No Brasil, atualmente, morrem cerca de 36 mil pessoas em acidentes de automóvel por ano. Estudos mostram que de 30 a 50% desses acidentes estão relacionados ao uso do álcool, o que soma pelo menos 11 mil pessoas. A título de comparação, 11 mil é o número de mortes por Aids no país. No entanto, existe uma enorme preocupação do governo a respeito da prevenção da Aids e nenhuma em relação à prevenção do álcool. O Ministério da Saúde deveria se debruçar mais sobre a questão da propaganda do álcool.

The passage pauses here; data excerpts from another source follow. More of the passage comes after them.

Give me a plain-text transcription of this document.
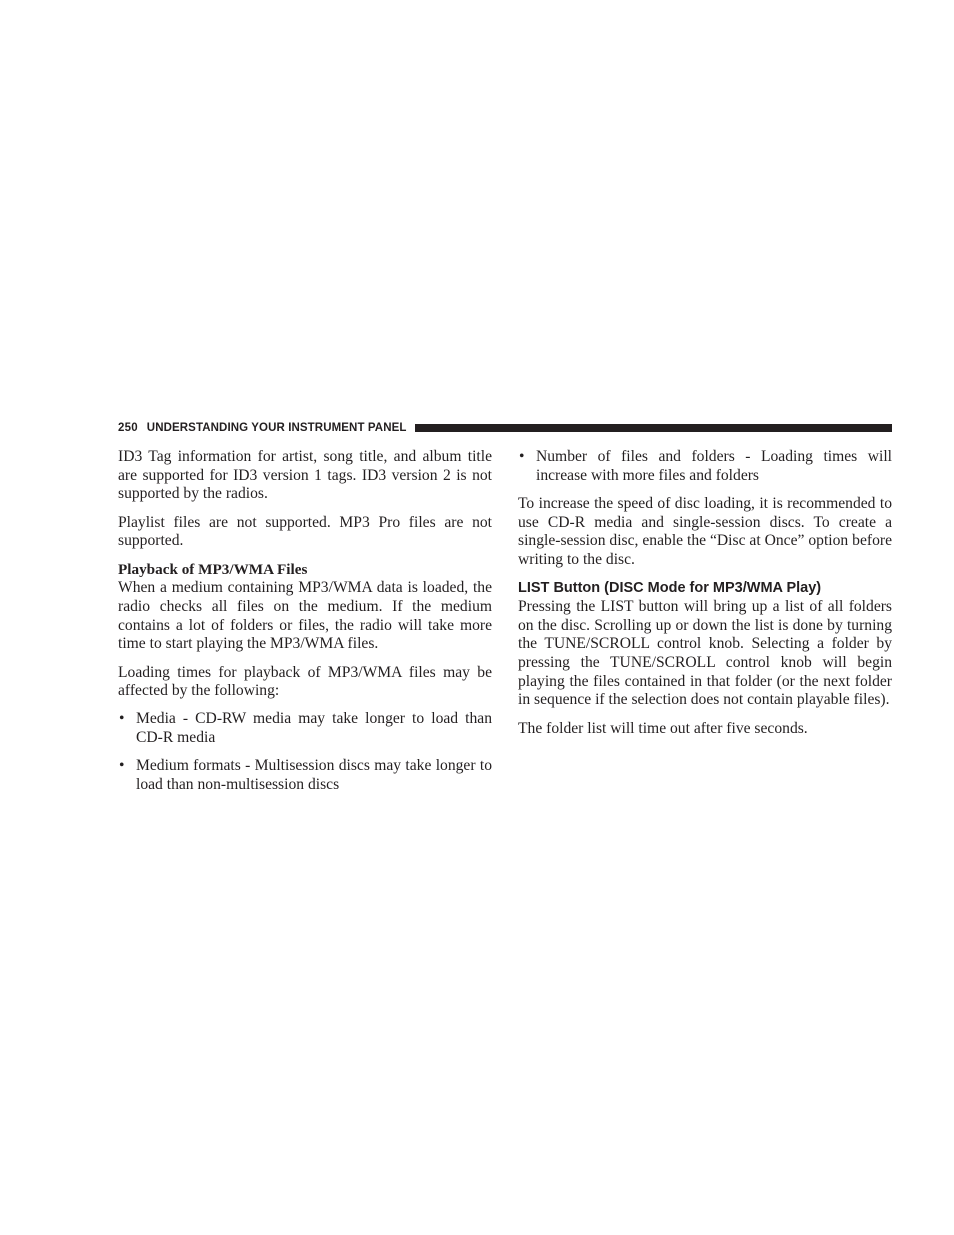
250 UNDERSTANDING YOUR INSTRUMENT PANEL

ID3 Tag information for artist, song title, and album title are supported for ID3 version 1 tags. ID3 version 2 is not supported by the radios.

Playlist files are not supported. MP3 Pro files are not supported.

Playback of MP3/WMA Files

When a medium containing MP3/WMA data is loaded, the radio checks all files on the medium. If the medium contains a lot of folders or files, the radio will take more time to start playing the MP3/WMA files.

Loading times for playback of MP3/WMA files may be affected by the following:

• Media - CD-RW media may take longer to load than CD-R media
• Medium formats - Multisession discs may take longer to load than non-multisession discs
• Number of files and folders - Loading times will increase with more files and folders

To increase the speed of disc loading, it is recommended to use CD-R media and single-session discs. To create a single-session disc, enable the “Disc at Once” option before writing to the disc.

LIST Button (DISC Mode for MP3/WMA Play)

Pressing the LIST button will bring up a list of all folders on the disc. Scrolling up or down the list is done by turning the TUNE/SCROLL control knob. Selecting a folder by pressing the TUNE/SCROLL control knob will begin playing the files contained in that folder (or the next folder in sequence if the selection does not contain playable files).

The folder list will time out after five seconds.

O governo está desenvolvendo a criação de uma rede de assistência, e de tratamento a dependes do álcool. Mas, muita coisa ainda precisa ser feita do ponto de vista da prevenção. Há quatro anos, o MS coordenou um grupo interministerial para discutir uma série de resoluções com o intuito de se reduzir os danos provocados pelo álcool. Porém, falta implementar essas ações, que visam, não apenas a questão da assistência, mas a prevenção em vários aspectos.

Um dos aspectos que deve ganhar destaque é a questão da propaganda. Há, no Brasil, uma regulação da propaganda de bebidas alcoólicas destiladas, mas as que não são destiladas têm passe livre. É um absurdo a nossa legislação considerar como bebida alcoólica apenas aquelas que têm uma concentração de álcool de mais de 13%. De acordo com as leis, a cerveja é tida como bebida não destilada; ela tem, sim, uma porcentagem menor de álcool, mas, ingerida em grande quantidade, provoca tantas alterações como qualquer outra. O caso isolado do anúncio financiado pelo Ministério da Saúde – pela prevenção de DSTs - não seria tão importante se não estivesse inserido no contexto geral de ausência de ações de prevenção ao álcool.

Além da questão da campanha, há outras ações que o Ministério da Saúde pode promover para diminuir os danos provocados pelo álcool: por exemplo, como no caso do tabaco, proibir eventos esportivos patrocinados por este tipo de indústria - um dos patrocinadores do PAN Americano, aqui do Rio de Janeiro, é a cerveja Sol, e o símbolo do PAN é o sol. Também seriam bem vindas medidas como a proibição de eventos em que a bebida é fornecida gratuitamente, incluída no ingresso.

Diante da postura do governo, podemos pensar que há uma descrença na possibilidade de prevenção do uso de álcool. No entanto, esta prevenção é possível; basta acreditar e investir”.